I’ll merge it as it is, but double-checking is of course welcome!

[yuxuanchiadm]

Double checked. Also previously existing one "~A→A→B" from 32 to 12 by reconstructing proof.

[nomeata]

Bumped in 237f5ff

[alreadydone]

Solving (A→B)→((¬A→B)→B) all by myself takes 362 blocks ... now will be working on translating the proofs from pmproofs.txt. It's actually pretty straightforward to translate (reverse Polish notation, pre-order(NRL) depth-first traversal of proof tree), but you probably want to define custom blocks on the way.

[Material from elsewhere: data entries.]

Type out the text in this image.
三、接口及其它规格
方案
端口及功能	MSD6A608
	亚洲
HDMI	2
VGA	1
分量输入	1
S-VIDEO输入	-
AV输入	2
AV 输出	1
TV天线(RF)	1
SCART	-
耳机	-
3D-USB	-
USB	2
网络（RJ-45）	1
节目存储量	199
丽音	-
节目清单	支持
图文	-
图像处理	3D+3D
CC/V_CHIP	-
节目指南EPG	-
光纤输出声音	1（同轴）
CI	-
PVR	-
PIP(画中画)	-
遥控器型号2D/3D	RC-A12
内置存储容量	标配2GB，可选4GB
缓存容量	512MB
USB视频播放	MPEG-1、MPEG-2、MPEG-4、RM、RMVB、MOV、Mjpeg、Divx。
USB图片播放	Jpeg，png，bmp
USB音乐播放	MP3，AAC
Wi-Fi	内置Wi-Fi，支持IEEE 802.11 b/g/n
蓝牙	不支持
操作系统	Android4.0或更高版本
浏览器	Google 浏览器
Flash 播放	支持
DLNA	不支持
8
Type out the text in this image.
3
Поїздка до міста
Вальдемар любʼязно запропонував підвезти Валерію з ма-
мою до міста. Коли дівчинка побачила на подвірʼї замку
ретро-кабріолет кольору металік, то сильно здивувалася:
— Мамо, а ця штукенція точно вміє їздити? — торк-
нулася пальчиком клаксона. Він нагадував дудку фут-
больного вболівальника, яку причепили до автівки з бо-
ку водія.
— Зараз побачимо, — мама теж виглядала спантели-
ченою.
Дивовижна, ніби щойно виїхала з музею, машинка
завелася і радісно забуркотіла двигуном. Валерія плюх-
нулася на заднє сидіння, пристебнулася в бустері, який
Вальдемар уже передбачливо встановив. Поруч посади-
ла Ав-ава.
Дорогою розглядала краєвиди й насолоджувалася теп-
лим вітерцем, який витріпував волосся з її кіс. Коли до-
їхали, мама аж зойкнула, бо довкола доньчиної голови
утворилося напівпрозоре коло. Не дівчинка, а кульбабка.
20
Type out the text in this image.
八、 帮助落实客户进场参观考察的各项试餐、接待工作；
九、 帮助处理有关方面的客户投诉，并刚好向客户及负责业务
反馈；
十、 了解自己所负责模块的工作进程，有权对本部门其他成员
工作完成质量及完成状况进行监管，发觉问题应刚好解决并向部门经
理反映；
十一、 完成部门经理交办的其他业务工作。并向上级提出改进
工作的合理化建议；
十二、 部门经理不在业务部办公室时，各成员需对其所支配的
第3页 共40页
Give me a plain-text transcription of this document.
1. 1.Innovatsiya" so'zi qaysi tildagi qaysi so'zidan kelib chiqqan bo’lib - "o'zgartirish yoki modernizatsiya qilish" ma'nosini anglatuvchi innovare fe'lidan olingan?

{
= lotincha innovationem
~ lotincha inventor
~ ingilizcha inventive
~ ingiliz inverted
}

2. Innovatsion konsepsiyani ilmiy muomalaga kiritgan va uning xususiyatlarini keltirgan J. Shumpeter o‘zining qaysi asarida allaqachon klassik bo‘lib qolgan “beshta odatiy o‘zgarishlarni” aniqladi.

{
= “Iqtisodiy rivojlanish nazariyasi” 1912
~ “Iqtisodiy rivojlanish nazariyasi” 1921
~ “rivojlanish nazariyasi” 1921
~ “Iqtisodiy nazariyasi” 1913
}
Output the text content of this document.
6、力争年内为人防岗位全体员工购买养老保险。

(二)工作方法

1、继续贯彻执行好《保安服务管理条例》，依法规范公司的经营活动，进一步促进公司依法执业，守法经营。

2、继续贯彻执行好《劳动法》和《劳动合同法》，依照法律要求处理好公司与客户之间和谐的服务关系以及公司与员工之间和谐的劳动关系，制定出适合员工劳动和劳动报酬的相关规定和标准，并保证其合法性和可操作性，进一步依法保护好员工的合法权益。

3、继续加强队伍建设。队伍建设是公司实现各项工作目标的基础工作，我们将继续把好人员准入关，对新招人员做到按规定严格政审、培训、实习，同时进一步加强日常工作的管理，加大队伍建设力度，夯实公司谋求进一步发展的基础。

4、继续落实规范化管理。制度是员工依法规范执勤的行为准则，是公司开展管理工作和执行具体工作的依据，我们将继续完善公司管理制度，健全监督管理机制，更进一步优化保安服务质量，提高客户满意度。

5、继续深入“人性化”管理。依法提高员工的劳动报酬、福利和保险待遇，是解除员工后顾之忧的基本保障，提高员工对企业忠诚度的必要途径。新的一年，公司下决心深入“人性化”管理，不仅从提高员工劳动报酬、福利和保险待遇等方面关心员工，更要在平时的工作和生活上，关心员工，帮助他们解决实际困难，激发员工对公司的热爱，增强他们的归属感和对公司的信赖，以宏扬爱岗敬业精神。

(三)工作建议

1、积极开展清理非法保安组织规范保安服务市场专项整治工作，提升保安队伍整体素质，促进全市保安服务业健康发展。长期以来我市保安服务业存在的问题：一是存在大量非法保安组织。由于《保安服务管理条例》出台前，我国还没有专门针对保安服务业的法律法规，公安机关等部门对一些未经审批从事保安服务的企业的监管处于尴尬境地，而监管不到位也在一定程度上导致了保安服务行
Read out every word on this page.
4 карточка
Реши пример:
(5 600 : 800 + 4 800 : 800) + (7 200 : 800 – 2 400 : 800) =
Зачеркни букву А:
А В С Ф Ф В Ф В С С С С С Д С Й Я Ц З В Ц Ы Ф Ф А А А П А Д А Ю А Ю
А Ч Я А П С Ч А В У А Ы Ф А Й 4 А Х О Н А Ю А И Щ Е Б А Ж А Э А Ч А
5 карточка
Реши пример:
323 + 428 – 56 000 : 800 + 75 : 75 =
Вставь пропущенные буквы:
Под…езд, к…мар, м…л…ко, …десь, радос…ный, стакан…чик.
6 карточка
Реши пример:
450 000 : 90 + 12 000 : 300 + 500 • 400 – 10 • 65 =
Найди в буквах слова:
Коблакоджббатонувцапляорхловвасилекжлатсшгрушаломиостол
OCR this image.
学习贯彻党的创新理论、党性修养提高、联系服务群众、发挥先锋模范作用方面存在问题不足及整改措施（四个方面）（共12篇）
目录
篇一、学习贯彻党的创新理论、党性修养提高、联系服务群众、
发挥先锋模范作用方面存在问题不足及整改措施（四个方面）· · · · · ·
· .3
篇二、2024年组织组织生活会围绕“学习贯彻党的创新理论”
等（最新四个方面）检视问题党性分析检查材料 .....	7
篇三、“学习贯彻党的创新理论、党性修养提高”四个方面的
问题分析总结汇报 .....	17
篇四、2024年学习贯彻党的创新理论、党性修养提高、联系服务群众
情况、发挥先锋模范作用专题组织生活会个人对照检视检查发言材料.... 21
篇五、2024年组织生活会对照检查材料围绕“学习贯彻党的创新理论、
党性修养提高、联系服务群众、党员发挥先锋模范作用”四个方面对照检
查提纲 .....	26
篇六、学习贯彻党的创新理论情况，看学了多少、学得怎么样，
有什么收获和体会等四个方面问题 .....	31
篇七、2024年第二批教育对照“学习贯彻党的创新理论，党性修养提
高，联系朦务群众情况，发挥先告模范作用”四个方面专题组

Here is a shorter proof of "~A→A→B". I got 22, 20, 60, 126, 362 for the remaining five problems, while pmproofs.txt says they can get 20, 18, 20, 60, 82 (possibly smaller if there are duplicates).

[alreadydone]

(directly translated from pmproofs.txt)

((P -> (Q -> R)) -> (Q -> (P -> R))); ! *2.04 Comm
((P -> (Q -> R)) -> (Q -> (P -> R))); ! Result of proof
DD2D1DD22D11DD2D112; ! 19 steps

not as modular and simple as the proof I came up with (of the same size):

Custom blocks will lead to repeated subsequence, but not vice versa I think ... For example, DD2D1 corresponds to B->C, A->B |- A->C.

[alreadydone]

transcribed from

((~ P -> P) -> P); ! *2.18
((~ P -> P) -> P); ! Result of proof
DD2DD2D13D2DD2D1311; ! 19 steps

the proof is a bit hard to conceive IMO. With the custom block D2DD2D13 denoted by T, the proof is just DTT11.

---

I realized that the rule for spotting custom blocks from the sequence is to look for sequences starting from D, such that the running count of D's plus 1 is at least the running count of 1,2,3 combined.

[alreadydone]

Bottom up constructions; have verified the numbers 20, 18, 20, 60, 82 except the last one (should be easy too).

I. A→B, B→C |-  A→C
DD2D1; 5 steps

((Q -> R) -> ((P -> Q) -> (P -> R))); ! *2.05 Syll
[I=DD2D1]21; ! 7 steps

((P -> Q) -> ((Q -> R) -> (P -> R))); ! *2.06 Syll
[I=DD2D1]D2[*2.05=DD2D121]1; ! 15 steps

II. (A→((B→A)→C))→(A→C)
DD22D11; ! 7 steps

((P -> (Q -> R)) -> (Q -> (P -> R))); ! *2.04 Comm
[I=DD2D1][II=DD22D11][I=DD2D1]12; ! 19 steps

III. C->(~A->~B) |-  (C->B)->(C->A)
D2[I=DD2D1]3; ! 8 steps

((~ P -> P) -> P); ! *2.18
D[III=D2DD2D13][III=D2DD2D13]11; ! 19 steps

IV. A→(¬B→¬C) |-  A→(C→B)
DD2D13; ! 6 steps

V. (~~A->B)->(~~A->A)
D2[IV=DD2D13][IV=DD2D13]1; ! 15 steps

(~ ~ P -> P); ! *2.14
D[V=D2DD2D13DD2D131]1; ! 17 steps

(P -> ~ ~ P); ! *2.12
D3[*2.14=DD2DD2D13DD2D1311]; ! 19 steps

VI. (¬¬B→(B→C))→(¬¬B→C)
DD22[V=D2DD2D13DD2D131]; ! 19 steps
((P -> ~ Q) -> (Q -> ~ P)); ! *2.03
[I=DD2D1]3[I=DD2D1][VI=DD22D2DD2D13DD2D131]1; ! 31 steps

VII. (A→B)→(A→¬¬B)
D2D1[*2.12=D3DD2DD2D13DD2D1311]; ! 23 steps
((~ P -> Q) -> (~ Q -> P)); ! *2.15 Transp
[I=DD2D1]3[VII=D2D1D3DD2DD2D13DD2D1311]; ! 29 steps
((P -> Q) -> (~ Q -> ~ P)); ! *2.16
[I=DD2D1][*2.03=DD2D13DD2D1DD22D2DD2D13DD2D1311][VII=D2D1D3DD2DD2D13DD2D1311]; ! 59 steps

((P -> Q) -> ((~ P -> R) -> (~ R -> Q))); ! *2.37 Result of proof
[I=DD2D1]DD2[*2.05=DD2D121]D1[*2.15=DD2D13D2D1D3DD2DD2D13DD2D1311][*2.05=DD2D121]; ! 53 steps
((P -> Q) -> ((~ P -> Q) -> Q)); ! *2.61
[I=DD2D1]D2D1[*2.18=DD2DD2D13D2DD2D1311][*2.37=DD2D1DD2DD2D121D1DD2D13D2D1D3DD2DD2D13DD2D1311DD2D121]; ! 81 steps
Compare:
((P -> Q) -> ((~ P -> R) -> (~ Q -> R))); ! *2.38 Result of proof
[I=DD2D1][*2.06=DD2D1D2DD2D1211][*2.16=DD2D1DD2D13DD2D1DD22D2DD2D13DD2D1311D2D1D3DD2DD2D13DD2D1311]; ! 79 steps
((~ P -> Q) -> ((P -> Q) -> Q)); ! *2.6
[I=DD2D1]D2[*2.61=DD2D1D2D1DD2DD2D13D2DD2D1311DD2D1DD2DD2D121D1DD2D13D2D1D3DD2DD2D13DD2D1311DD2D121]1; ! 89 steps

[nomeata]

Just to avoid mistakes on my side: Can you create a PR that updates the numbers?